Poke around any NHL locker room and underneath the freshly-stitched game sweaters you'll find some of the game's premier players looking like a tattered extra from "Slap Shot."

A player's equipment wears down over time, but many refuse to change it up. Hockey players are among the most superstitious in sports.

Benilde-St. Margaret's junior Grant Besse had a moment of panic leading up to the Class 2A boys' hockey tournament when he nearly tore the thumb out of one of his favorite gloves. And he was told the team was out of new ones.

"I was freaking out," he said.

Red Knights coach Ken Pauly said Besse wasn't about to wear an old pair, and the search began. Eventually, a call to an equipment rep put Besse in touch with a fresh set of Detroit Red Wings-issue gloves, the same color as Benilde-St. Margaret's. They arrived a day before the Class 2A tournament began.

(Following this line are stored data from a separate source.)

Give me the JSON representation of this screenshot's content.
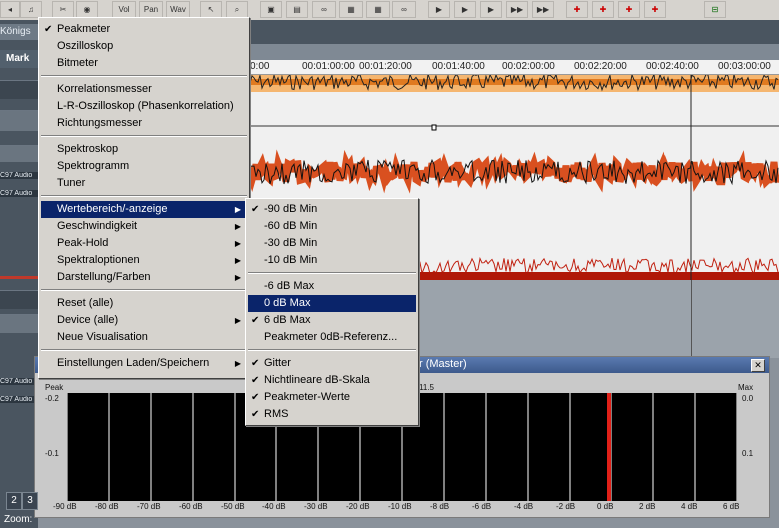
{
  "window": {
    "title_fragment": "Königs"
  },
  "toolbar": {
    "vol_label": "Vol",
    "pan_label": "Pan",
    "wav_label": "Wav",
    "mark_tab": "Mark"
  },
  "tracks": {
    "audio_label": "C97 Audio"
  },
  "ruler": {
    "labels": [
      "0:00",
      "00:01:00:00",
      "00:01:20:00",
      "00:01:40:00",
      "00:02:00:00",
      "00:02:20:00",
      "00:02:40:00",
      "00:03:00:00"
    ]
  },
  "menu": {
    "items": [
      {
        "label": "Peakmeter",
        "checked": true
      },
      {
        "label": "Oszilloskop"
      },
      {
        "label": "Bitmeter"
      },
      {
        "label": "Korrelationsmesser"
      },
      {
        "label": "L-R-Oszilloskop (Phasenkorrelation)"
      },
      {
        "label": "Richtungsmesser"
      },
      {
        "label": "Spektroskop"
      },
      {
        "label": "Spektrogramm"
      },
      {
        "label": "Tuner"
      },
      {
        "label": "Wertebereich/-anzeige",
        "submenu": true,
        "selected": true
      },
      {
        "label": "Geschwindigkeit",
        "submenu": true
      },
      {
        "label": "Peak-Hold",
        "submenu": true
      },
      {
        "label": "Spektraloptionen",
        "submenu": true
      },
      {
        "label": "Darstellung/Farben",
        "submenu": true
      },
      {
        "label": "Reset (alle)"
      },
      {
        "label": "Device (alle)",
        "submenu": true
      },
      {
        "label": "Neue Visualisation"
      },
      {
        "label": "Einstellungen Laden/Speichern",
        "submenu": true
      }
    ]
  },
  "submenu": {
    "items": [
      {
        "label": "-90 dB Min",
        "checked": true
      },
      {
        "label": "-60 dB Min"
      },
      {
        "label": "-30 dB Min"
      },
      {
        "label": "-10 dB Min"
      },
      {
        "label": "-6 dB Max"
      },
      {
        "label": "0 dB Max",
        "selected": true
      },
      {
        "label": "6 dB Max",
        "checked": true
      },
      {
        "label": "Peakmeter 0dB-Referenz..."
      },
      {
        "label": "Gitter",
        "checked": true
      },
      {
        "label": "Nichtlineare dB-Skala",
        "checked": true
      },
      {
        "label": "Peakmeter-Werte",
        "checked": true
      },
      {
        "label": "RMS",
        "checked": true
      }
    ]
  },
  "meter": {
    "title": "r (Master)",
    "peak_label": "Peak",
    "max_label": "Max",
    "left_vals": [
      "-0.2",
      "-0.1"
    ],
    "right_vals": [
      "0.0",
      "0.1"
    ],
    "small_val": "11.5",
    "scale": [
      "-90 dB",
      "-80 dB",
      "-70 dB",
      "-60 dB",
      "-50 dB",
      "-40 dB",
      "-30 dB",
      "-20 dB",
      "-10 dB",
      "-8 dB",
      "-6 dB",
      "-4 dB",
      "-2 dB",
      "0 dB",
      "2 dB",
      "4 dB",
      "6 dB"
    ],
    "colors": {
      "bar": "#e02018",
      "plot_bg": "#000000",
      "grid": "#ffffff"
    }
  },
  "bottom": {
    "tabs": [
      "2",
      "3"
    ],
    "zoom_label": "Zoom:"
  }
}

All Besse did in his first three games with his new mitts was score eight goals -- five in the championship game, including three shorthanded -- to lead Benilde- St. Margaret's to the title.

"He said to me afterward, 'Hey, I guess those gloves work,' " Pauly said. "And I told him I think it was the hands inside those gloves."

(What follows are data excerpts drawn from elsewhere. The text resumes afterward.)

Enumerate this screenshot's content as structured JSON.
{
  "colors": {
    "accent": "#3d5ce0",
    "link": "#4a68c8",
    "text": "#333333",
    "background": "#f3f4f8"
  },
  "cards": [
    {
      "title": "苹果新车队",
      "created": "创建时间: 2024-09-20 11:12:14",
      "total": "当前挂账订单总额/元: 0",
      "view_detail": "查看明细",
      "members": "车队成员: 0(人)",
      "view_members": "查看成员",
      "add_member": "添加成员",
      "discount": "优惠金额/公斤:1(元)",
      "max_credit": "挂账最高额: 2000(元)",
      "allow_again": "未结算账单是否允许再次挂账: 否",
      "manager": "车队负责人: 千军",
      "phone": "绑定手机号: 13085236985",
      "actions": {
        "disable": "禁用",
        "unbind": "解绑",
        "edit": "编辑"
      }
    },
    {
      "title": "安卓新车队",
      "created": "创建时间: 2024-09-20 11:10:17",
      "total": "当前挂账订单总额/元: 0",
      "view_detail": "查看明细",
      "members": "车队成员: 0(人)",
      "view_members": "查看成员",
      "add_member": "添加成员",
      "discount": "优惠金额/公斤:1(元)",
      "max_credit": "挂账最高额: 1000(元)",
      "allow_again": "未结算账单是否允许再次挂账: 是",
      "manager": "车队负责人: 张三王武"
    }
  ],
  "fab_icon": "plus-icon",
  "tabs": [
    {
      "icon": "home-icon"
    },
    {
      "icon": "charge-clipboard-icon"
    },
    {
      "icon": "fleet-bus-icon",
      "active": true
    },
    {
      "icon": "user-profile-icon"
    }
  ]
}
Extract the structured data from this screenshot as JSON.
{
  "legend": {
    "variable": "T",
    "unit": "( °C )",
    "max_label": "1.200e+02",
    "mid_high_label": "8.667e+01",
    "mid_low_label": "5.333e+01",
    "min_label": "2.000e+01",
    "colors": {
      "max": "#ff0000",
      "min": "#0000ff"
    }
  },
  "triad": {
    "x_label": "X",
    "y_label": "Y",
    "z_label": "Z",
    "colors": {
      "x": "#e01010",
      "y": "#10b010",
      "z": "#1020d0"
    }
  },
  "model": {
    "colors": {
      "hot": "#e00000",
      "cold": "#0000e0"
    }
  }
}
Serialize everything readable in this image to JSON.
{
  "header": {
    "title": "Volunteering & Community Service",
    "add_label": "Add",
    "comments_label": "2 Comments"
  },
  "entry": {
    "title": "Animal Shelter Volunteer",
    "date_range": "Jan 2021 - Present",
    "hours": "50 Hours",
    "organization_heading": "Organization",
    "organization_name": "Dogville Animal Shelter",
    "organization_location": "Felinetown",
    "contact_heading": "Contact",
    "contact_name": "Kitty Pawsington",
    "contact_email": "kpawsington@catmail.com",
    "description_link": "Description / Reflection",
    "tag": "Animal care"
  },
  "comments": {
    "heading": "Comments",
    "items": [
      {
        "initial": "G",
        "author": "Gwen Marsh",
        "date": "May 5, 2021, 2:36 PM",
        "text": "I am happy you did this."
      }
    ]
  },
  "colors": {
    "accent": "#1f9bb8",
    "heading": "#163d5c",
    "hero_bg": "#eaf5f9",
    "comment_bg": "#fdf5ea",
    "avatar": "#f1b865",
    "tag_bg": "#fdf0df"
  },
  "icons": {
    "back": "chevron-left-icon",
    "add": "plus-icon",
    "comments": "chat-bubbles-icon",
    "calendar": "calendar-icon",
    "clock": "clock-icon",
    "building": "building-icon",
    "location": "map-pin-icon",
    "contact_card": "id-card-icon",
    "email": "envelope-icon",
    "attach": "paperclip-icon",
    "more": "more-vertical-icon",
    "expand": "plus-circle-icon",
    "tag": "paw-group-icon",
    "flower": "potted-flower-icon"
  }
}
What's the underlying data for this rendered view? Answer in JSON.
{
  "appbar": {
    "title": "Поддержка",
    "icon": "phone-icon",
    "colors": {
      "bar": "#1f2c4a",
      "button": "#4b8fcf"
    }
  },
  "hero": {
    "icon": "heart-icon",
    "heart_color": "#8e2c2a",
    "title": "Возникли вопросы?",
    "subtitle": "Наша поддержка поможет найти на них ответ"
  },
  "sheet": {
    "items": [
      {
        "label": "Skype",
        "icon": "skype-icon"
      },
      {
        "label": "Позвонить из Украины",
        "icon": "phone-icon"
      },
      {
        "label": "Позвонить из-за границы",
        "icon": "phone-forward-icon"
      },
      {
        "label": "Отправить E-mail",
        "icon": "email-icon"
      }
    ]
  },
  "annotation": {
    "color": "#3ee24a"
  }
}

Besse's magic capped an overly emotional season for the Red Knights. Since Jack Jablonski was severely injured in a JV game over the holidays, leaving him paralyzed, Benilde-St. Margaret's players rallied around their friend.

While emotion no doubt played a huge part, Besse and the rest took over with talent.

"I think what gets lost in all this is that this is a very talented hockey team," Pauly said. "I watched a bunch of guys in front of me really grow in a million different ways as young men, in terms of caring about someone else and not just putting words to it, but putting action to it."